There are two ways to take a gap year.

1.) You can apply to college now, get accepted, and request a deferred admission to take a gap year.

2.) You can take a gap year now and then apply to schools during your gap year.

If you choose 2.) then you can apply to safety school through rolling admissions like certain State Schools beginning in the middle of the summer, apply to an early decision or early action school by November 1st, 2021, and the rest of your colleges around January 1, 2022 (some colleges you can apply as late as the middle of February or March 1.)

Financial aid: If you apply now, you just have to submit your FAFSA (Free Application for Federal Student Aid) by June 30th, 2021. The CSS Profile (College Scholarship Service Profile through college board) deadline varies by college and it's typically Jan 1 to March 31. If your gap year occurs after HS, then the FAFSA for 2022-2023 opens on October 1, 2021. And the CSS profile opens also on October 1, 2021.

Scholarships: Every scholarship opportunity has its own opening date and deadline date so there is no hard and fast rule. Some scholarships open over the summer, some in the fall. You need to research those independently and decide whether you are applying for a "need-based" one or a "merit-based" one or both. Some of the top scholarships like the Coca-Cola, Jack Kent Cooke, Gates are both. You need to meet an income limit and have a B+ GPA of 3.4 or 3.5 to qualify.

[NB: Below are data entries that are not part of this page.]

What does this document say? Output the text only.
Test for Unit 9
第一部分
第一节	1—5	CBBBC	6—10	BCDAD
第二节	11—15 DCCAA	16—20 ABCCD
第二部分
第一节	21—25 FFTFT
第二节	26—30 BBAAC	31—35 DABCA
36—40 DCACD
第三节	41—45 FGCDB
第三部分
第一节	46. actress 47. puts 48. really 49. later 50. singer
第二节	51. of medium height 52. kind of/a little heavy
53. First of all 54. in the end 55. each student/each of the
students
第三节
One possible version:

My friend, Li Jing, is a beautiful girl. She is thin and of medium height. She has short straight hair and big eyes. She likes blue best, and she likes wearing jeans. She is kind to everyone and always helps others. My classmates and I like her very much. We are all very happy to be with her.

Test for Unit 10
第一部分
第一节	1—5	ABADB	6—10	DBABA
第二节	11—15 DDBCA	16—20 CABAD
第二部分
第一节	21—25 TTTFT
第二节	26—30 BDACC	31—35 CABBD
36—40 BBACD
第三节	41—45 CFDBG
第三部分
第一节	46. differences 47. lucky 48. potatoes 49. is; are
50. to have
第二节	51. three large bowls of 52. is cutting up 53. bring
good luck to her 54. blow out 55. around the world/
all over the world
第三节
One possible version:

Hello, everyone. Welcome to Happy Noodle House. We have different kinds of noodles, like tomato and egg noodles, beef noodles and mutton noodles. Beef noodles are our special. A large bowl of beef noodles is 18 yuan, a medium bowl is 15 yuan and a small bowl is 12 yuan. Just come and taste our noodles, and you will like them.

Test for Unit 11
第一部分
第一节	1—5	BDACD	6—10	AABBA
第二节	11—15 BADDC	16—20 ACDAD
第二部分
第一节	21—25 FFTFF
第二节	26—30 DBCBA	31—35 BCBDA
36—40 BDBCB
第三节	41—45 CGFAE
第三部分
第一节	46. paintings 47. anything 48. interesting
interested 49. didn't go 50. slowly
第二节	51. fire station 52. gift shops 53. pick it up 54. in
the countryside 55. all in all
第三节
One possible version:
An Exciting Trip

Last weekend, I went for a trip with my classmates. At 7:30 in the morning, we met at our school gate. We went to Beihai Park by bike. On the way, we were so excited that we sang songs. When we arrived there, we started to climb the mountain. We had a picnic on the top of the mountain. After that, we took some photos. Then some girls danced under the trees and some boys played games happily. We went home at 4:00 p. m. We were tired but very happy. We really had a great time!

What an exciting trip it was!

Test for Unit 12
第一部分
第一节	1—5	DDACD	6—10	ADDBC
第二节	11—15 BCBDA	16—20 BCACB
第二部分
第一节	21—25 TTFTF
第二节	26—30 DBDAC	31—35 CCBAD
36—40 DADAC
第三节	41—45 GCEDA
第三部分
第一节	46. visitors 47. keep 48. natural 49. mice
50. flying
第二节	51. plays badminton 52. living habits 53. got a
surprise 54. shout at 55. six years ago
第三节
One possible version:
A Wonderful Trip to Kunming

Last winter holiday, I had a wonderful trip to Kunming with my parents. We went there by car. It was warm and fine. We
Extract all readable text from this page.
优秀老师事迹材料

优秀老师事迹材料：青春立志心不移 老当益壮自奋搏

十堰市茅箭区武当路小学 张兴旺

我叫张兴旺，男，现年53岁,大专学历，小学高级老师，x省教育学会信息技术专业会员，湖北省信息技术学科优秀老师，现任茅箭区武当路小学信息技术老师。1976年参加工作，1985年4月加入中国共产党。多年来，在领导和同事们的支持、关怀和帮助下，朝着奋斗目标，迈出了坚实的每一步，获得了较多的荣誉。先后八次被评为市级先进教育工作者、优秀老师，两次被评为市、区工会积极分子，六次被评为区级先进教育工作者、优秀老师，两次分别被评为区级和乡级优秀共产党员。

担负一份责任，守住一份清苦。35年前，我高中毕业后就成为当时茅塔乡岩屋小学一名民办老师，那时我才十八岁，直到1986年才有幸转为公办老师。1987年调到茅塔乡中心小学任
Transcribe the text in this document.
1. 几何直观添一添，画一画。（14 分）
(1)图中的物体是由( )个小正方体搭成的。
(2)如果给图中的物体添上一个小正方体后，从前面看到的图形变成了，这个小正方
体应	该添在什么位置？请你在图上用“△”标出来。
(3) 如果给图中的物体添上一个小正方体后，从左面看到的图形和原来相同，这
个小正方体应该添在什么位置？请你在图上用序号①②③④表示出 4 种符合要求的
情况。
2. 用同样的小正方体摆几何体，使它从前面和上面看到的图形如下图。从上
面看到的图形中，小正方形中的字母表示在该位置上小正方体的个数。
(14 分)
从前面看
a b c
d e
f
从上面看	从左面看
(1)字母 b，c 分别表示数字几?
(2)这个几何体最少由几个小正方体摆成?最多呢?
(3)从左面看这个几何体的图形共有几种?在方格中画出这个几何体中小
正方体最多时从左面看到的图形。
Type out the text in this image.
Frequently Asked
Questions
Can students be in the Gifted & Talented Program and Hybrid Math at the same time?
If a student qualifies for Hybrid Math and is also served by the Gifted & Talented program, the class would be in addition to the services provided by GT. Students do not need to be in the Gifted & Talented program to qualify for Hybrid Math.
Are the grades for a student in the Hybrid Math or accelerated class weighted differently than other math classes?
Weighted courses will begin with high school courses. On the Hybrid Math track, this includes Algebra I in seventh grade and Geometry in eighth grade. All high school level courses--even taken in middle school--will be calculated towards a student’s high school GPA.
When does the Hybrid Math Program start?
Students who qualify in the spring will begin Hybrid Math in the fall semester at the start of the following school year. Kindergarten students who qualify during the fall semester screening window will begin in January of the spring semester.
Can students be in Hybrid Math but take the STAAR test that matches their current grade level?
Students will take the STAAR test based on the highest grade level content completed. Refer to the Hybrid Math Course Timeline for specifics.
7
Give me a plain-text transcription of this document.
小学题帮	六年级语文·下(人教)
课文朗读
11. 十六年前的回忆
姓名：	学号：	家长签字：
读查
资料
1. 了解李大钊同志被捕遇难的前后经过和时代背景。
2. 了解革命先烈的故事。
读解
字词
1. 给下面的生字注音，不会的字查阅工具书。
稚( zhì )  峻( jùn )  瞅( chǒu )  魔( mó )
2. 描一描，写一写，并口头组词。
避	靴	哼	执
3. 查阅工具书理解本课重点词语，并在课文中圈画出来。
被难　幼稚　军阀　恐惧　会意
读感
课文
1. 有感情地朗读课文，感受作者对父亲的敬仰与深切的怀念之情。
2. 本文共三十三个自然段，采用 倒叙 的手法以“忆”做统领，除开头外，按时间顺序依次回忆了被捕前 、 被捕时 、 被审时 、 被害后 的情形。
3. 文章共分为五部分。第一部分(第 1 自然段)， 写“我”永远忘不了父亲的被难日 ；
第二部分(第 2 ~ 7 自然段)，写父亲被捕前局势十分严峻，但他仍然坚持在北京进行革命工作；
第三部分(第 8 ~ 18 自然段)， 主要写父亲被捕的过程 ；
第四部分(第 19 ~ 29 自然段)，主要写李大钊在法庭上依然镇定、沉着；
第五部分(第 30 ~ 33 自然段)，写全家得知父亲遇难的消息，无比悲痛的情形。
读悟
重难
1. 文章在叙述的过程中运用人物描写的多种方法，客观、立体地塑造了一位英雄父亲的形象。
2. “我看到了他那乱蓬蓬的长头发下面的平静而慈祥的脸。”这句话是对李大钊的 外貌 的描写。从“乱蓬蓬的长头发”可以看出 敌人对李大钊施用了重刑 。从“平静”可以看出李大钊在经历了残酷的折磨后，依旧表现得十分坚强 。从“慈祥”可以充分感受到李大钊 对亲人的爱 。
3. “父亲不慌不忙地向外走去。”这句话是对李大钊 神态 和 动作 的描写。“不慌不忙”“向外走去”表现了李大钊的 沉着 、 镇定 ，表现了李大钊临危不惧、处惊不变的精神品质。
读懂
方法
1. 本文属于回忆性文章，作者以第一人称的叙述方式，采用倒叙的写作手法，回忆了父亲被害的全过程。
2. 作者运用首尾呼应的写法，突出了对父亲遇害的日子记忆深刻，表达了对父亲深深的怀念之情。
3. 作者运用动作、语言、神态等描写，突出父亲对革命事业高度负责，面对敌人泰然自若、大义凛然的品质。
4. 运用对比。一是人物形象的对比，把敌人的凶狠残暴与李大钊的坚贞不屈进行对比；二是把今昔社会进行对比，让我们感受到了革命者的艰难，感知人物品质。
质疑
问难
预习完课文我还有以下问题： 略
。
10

Caveat: If your daughter decides to enroll in community college and takes class full-time, she may be considered a transfer student when she applies to college which changes the acceptance rate and other factors. Therefore, check with the colleges she eventually wants to apply to in order to make sure both of you understand the application criteria.

Other Factors: Currently all the schools are TEST OPTIONAL. This may change for the next application cycle and only a few schools have announced a 2 or 3-year moratorium on this. So 99% of them haven't decided yet whether they will require the SAT or ACT next fall. I don't know if your daughter has any Test scores or not but both of you need to keep track of this on the newswires. If the SAT or ACT are required next fall, you want to study for those tests sooner than later because they take months of work to get some mastery. You can't cram in years' worth of SAT/ACT prep in 2-4 weeks and expect a good score. Also, you want to be able to take either test 2 to 3 times to get the highest possible Super-Score on them where they combine the highest parts of each individual section and they add up to a SuperScore. Most colleges will announce whether they will be test-optional say by April or May so if testing comes back, she needs to start grinding and take 2 to 3 tests say by the Oct. test dates at the latest if she is applying early anywhere and by Nov Test date if she is applying Regular decision.

Recommendations: If she applies a year from now, some of her teachers really won't be able to advocate for her as well as now. So you might want to think about having your daughter get generic non-college specific recommendations now so that when she applies next year, they can just cut and paste their recommendations into the College form. It's no fun to ask a teacher for a recommendation for you a year or two after you've taken their class and they don't really remember much about you.

Hope that is helpful and good luck to your daughter.